Samsung Laser ML-1610 steckt am USB-Port der Fritz.Box. Unter XP kann ich ganz normal drucken. Unter Vista ohne SP1 funktioniert es auch tadellos. Da ich aber immer die neuesten Updates nutze, halte ich mein Vista immer up-to-date. Dummerweise funktioniert der Drucker seit SP1 nicht mehr.

Fehler beim installieren des Treibers:

Der Kernelmodus-Druckertreiber ML-1610 kann nicht installiert werden. Den Treiber für Vista 64bit habe ich aus verschiedenen Quellen geladen, keiner funktioniert.

Kennt jemand das Problem und hat es gelöst?
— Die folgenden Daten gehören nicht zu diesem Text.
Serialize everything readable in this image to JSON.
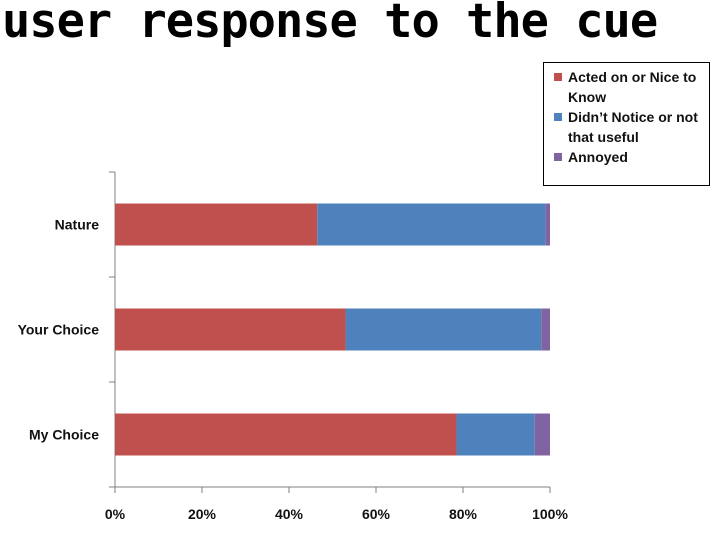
{
  "slide": {
    "title": "user response to the cue"
  },
  "chart_data": {
    "type": "bar",
    "orientation": "horizontal",
    "stacked": true,
    "percent_scale": true,
    "categories": [
      "Nature",
      "Your Choice",
      "My Choice"
    ],
    "series": [
      {
        "name": "Acted on or Nice to Know",
        "color": "#C0504D",
        "values": [
          46.5,
          53,
          78.5
        ]
      },
      {
        "name": "Didn’t Notice or not that useful",
        "color": "#4F81BD",
        "values": [
          52.5,
          45,
          18
        ]
      },
      {
        "name": "Annoyed",
        "color": "#8064A2",
        "values": [
          1,
          2,
          3.5
        ]
      }
    ],
    "xlim": [
      0,
      100
    ],
    "xticks": [
      "0%",
      "20%",
      "40%",
      "60%",
      "80%",
      "100%"
    ],
    "legend_position": "top-right",
    "grid": false,
    "title": "",
    "xlabel": "",
    "ylabel": ""
  }
}
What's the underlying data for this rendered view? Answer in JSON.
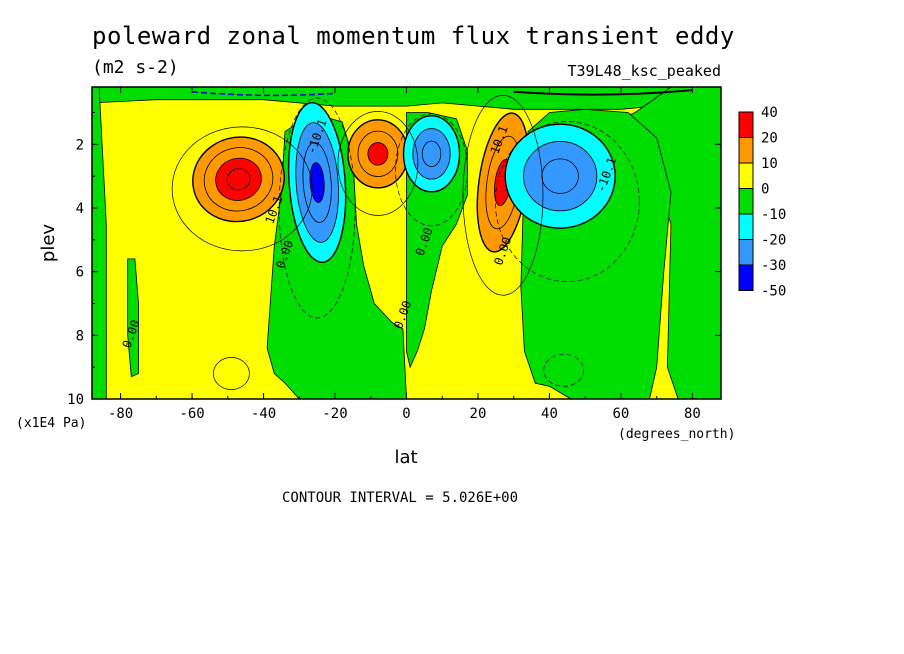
{
  "chart_data": {
    "type": "heatmap",
    "title": "poleward zonal momentum flux transient eddy",
    "units": "(m2 s-2)",
    "experiment": "T39L48_ksc_peaked",
    "xlabel": "lat",
    "x_units": "(degrees_north)",
    "ylabel": "plev",
    "y_units": "(x1E4 Pa)",
    "xlim": [
      -88,
      88
    ],
    "ylim": [
      10,
      0.2
    ],
    "x_ticks": [
      -80,
      -60,
      -40,
      -20,
      0,
      20,
      40,
      60,
      80
    ],
    "y_ticks": [
      2,
      4,
      6,
      8,
      10
    ],
    "contour_interval_text": "CONTOUR INTERVAL = 5.026E+00",
    "legend": {
      "placement": "right",
      "labels": [
        "40",
        "20",
        "10",
        "0",
        "-10",
        "-20",
        "-30",
        "-50"
      ],
      "colors": [
        "#ff0000",
        "#ff9900",
        "#ffff00",
        "#00dd00",
        "#00ffff",
        "#3399ff",
        "#0000ff"
      ]
    },
    "extrema": [
      {
        "lat": -47,
        "plev": 3.1,
        "value": 42,
        "sign": "positive"
      },
      {
        "lat": -25,
        "plev": 3.2,
        "value": -32,
        "sign": "negative"
      },
      {
        "lat": -8,
        "plev": 2.3,
        "value": 38,
        "sign": "positive"
      },
      {
        "lat": 7,
        "plev": 2.3,
        "value": -22,
        "sign": "negative"
      },
      {
        "lat": 27,
        "plev": 3.2,
        "value": 40,
        "sign": "positive"
      },
      {
        "lat": 43,
        "plev": 3.0,
        "value": -33,
        "sign": "negative"
      }
    ],
    "contour_labels": [
      {
        "text": "10.1",
        "lat": -36,
        "plev": 4.1
      },
      {
        "text": "0.00",
        "lat": -33,
        "plev": 5.5
      },
      {
        "text": "-10.1",
        "lat": -24,
        "plev": 1.8
      },
      {
        "text": "0.00",
        "lat": 6,
        "plev": 5.1
      },
      {
        "text": "0.00",
        "lat": 0,
        "plev": 7.4
      },
      {
        "text": "10.1",
        "lat": 27,
        "plev": 1.9
      },
      {
        "text": "0.00",
        "lat": 28,
        "plev": 5.4
      },
      {
        "text": "-10.1",
        "lat": 57,
        "plev": 3.0
      },
      {
        "text": "0.00",
        "lat": -76,
        "plev": 8.0
      }
    ]
  }
}
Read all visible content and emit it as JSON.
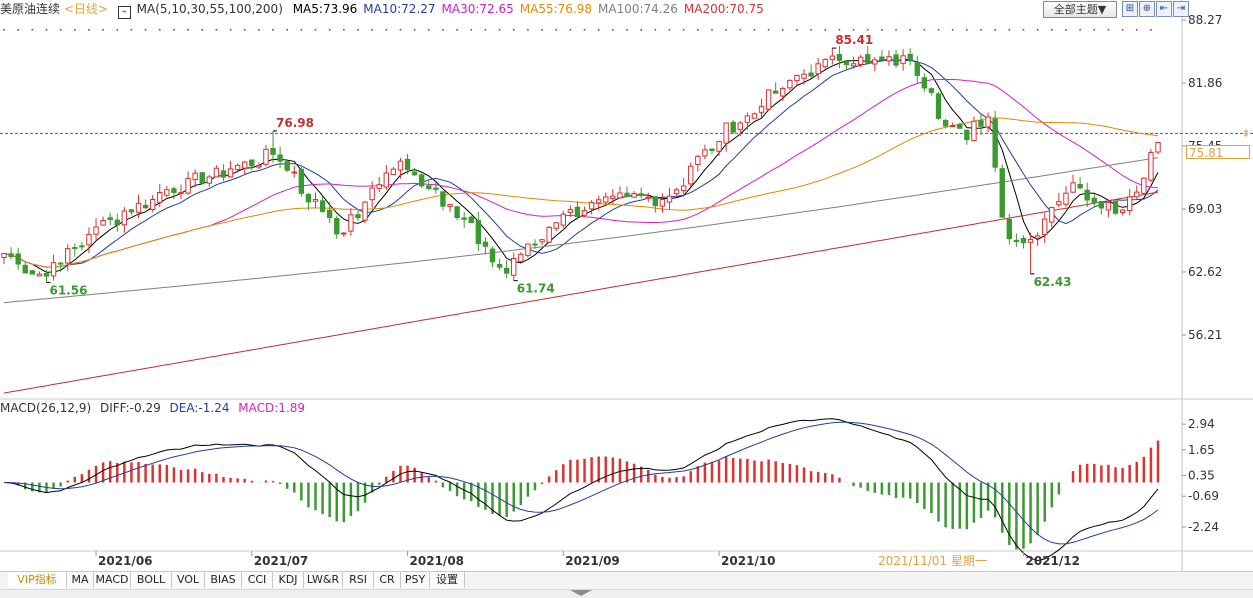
{
  "header": {
    "symbol": "美原油连续",
    "period": "<日线>",
    "ma_label": "MA(5,10,30,55,100,200)",
    "ma_values": [
      {
        "label": "MA5:73.96",
        "color": "#000000"
      },
      {
        "label": "MA10:72.27",
        "color": "#1f3fa0"
      },
      {
        "label": "MA30:72.65",
        "color": "#d020d0"
      },
      {
        "label": "MA55:76.98",
        "color": "#e08a00"
      },
      {
        "label": "MA100:74.26",
        "color": "#808080"
      },
      {
        "label": "MA200:70.75",
        "color": "#e03030"
      }
    ],
    "theme_button": "全部主题▼",
    "tool_icons": [
      "expand-icon",
      "zoom-in-icon",
      "first-page-icon",
      "last-page-icon"
    ]
  },
  "macd_header": {
    "label": "MACD(26,12,9)",
    "diff": "DIFF:-0.29",
    "dea": "DEA:-1.24",
    "macd": "MACD:1.89"
  },
  "current_price_tag": "75.81",
  "crosshair_date": "2021/11/01 星期一",
  "tabs": [
    "VIP指标",
    "MA",
    "MACD",
    "BOLL",
    "VOL",
    "BIAS",
    "CCI",
    "KDJ",
    "LW&R",
    "RSI",
    "CR",
    "PSY",
    "设置"
  ],
  "chart_data": {
    "type": "candlestick",
    "price_axis_ticks": [
      "88.27",
      "81.86",
      "75.45",
      "69.03",
      "62.62",
      "56.21"
    ],
    "price_ylim": [
      50.0,
      88.27
    ],
    "macd_axis_ticks": [
      "2.94",
      "1.65",
      "0.35",
      "-0.69",
      "-2.24"
    ],
    "macd_ylim": [
      -3.4,
      3.2
    ],
    "x_labels": [
      {
        "label": "2021/06",
        "date": "2021-06-01"
      },
      {
        "label": "2021/07",
        "date": "2021-07-01"
      },
      {
        "label": "2021/08",
        "date": "2021-08-02"
      },
      {
        "label": "2021/09",
        "date": "2021-09-01"
      },
      {
        "label": "2021/10",
        "date": "2021-10-01"
      },
      {
        "label": "2021/12",
        "date": "2021-12-01"
      }
    ],
    "annotations": [
      {
        "text": "61.56",
        "value": 61.56,
        "date": "2021-05-21",
        "kind": "low"
      },
      {
        "text": "76.98",
        "value": 76.98,
        "date": "2021-07-06",
        "kind": "high"
      },
      {
        "text": "61.74",
        "value": 61.74,
        "date": "2021-08-23",
        "kind": "low"
      },
      {
        "text": "85.41",
        "value": 85.41,
        "date": "2021-10-25",
        "kind": "high"
      },
      {
        "text": "62.43",
        "value": 62.43,
        "date": "2021-12-02",
        "kind": "low"
      }
    ],
    "close_anchors": [
      [
        "2021-05-13",
        64.5
      ],
      [
        "2021-05-21",
        62.2
      ],
      [
        "2021-06-01",
        67.2
      ],
      [
        "2021-06-15",
        71.0
      ],
      [
        "2021-07-06",
        74.6
      ],
      [
        "2021-07-19",
        66.5
      ],
      [
        "2021-07-30",
        73.9
      ],
      [
        "2021-08-10",
        69.5
      ],
      [
        "2021-08-20",
        62.5
      ],
      [
        "2021-09-01",
        68.5
      ],
      [
        "2021-09-14",
        70.3
      ],
      [
        "2021-09-21",
        70.0
      ],
      [
        "2021-10-01",
        75.9
      ],
      [
        "2021-10-14",
        81.3
      ],
      [
        "2021-10-25",
        84.6
      ],
      [
        "2021-11-01",
        83.9
      ],
      [
        "2021-11-09",
        84.2
      ],
      [
        "2021-11-12",
        80.9
      ],
      [
        "2021-11-19",
        76.1
      ],
      [
        "2021-11-24",
        78.4
      ],
      [
        "2021-11-26",
        68.2
      ],
      [
        "2021-12-01",
        65.6
      ],
      [
        "2021-12-03",
        66.3
      ],
      [
        "2021-12-10",
        71.7
      ],
      [
        "2021-12-20",
        68.6
      ],
      [
        "2021-12-28",
        75.8
      ]
    ],
    "ma_end_values": {
      "MA5": 73.96,
      "MA10": 72.27,
      "MA30": 72.65,
      "MA55": 76.98,
      "MA100": 74.26,
      "MA200": 70.75
    },
    "macd_end_values": {
      "DIFF": -0.29,
      "DEA": -1.24,
      "MACD": 1.89
    },
    "colors": {
      "up": "#e03030",
      "down": "#3a9a30",
      "diff": "#000000",
      "dea": "#1f3fa0",
      "grid_dash": "#3a5bb0"
    }
  }
}
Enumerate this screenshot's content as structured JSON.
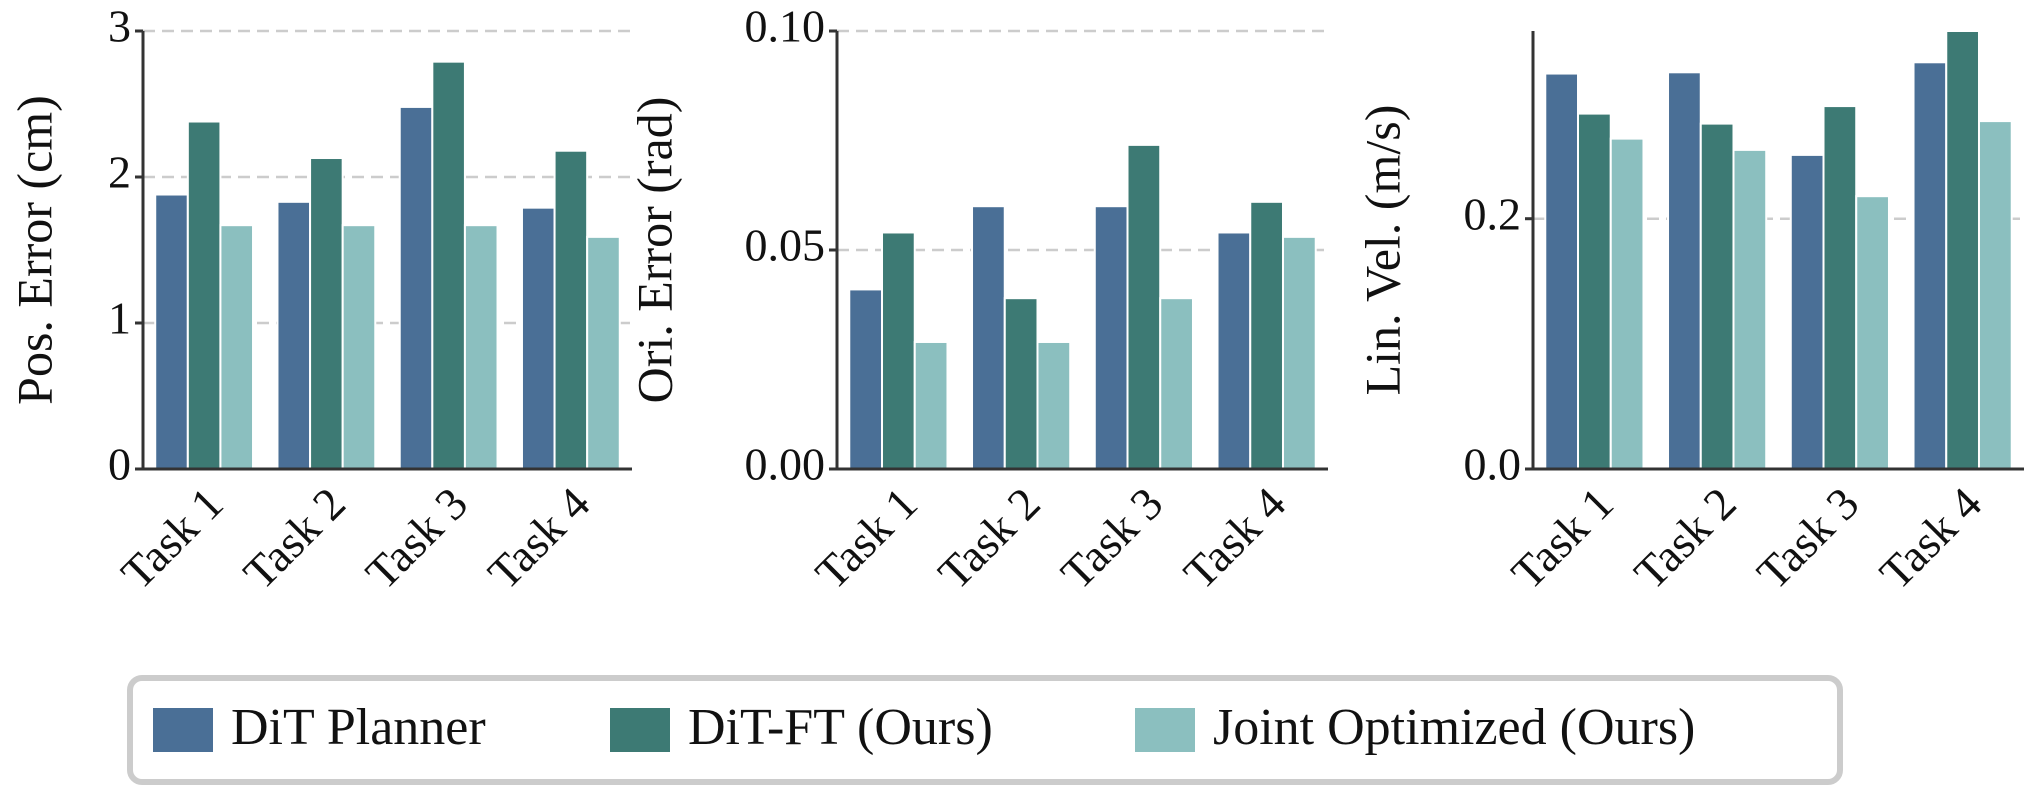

Dem Samsungservice ist dieses Problem angeblich nicht bekannt  Direktanschluss am PC bringt auch keine Besserung.


----------



## Stefan Payne (30. September 2008)

1. Warum nimmst überhaupt einen Treiber von Samsung?!
Das Teil müsst doch PCL können, oder??

2. Wenn der nicht geht, nimm 'nen anderen.


----------



## emmaspapa (30. September 2008)

PLC kann er nicht.


----------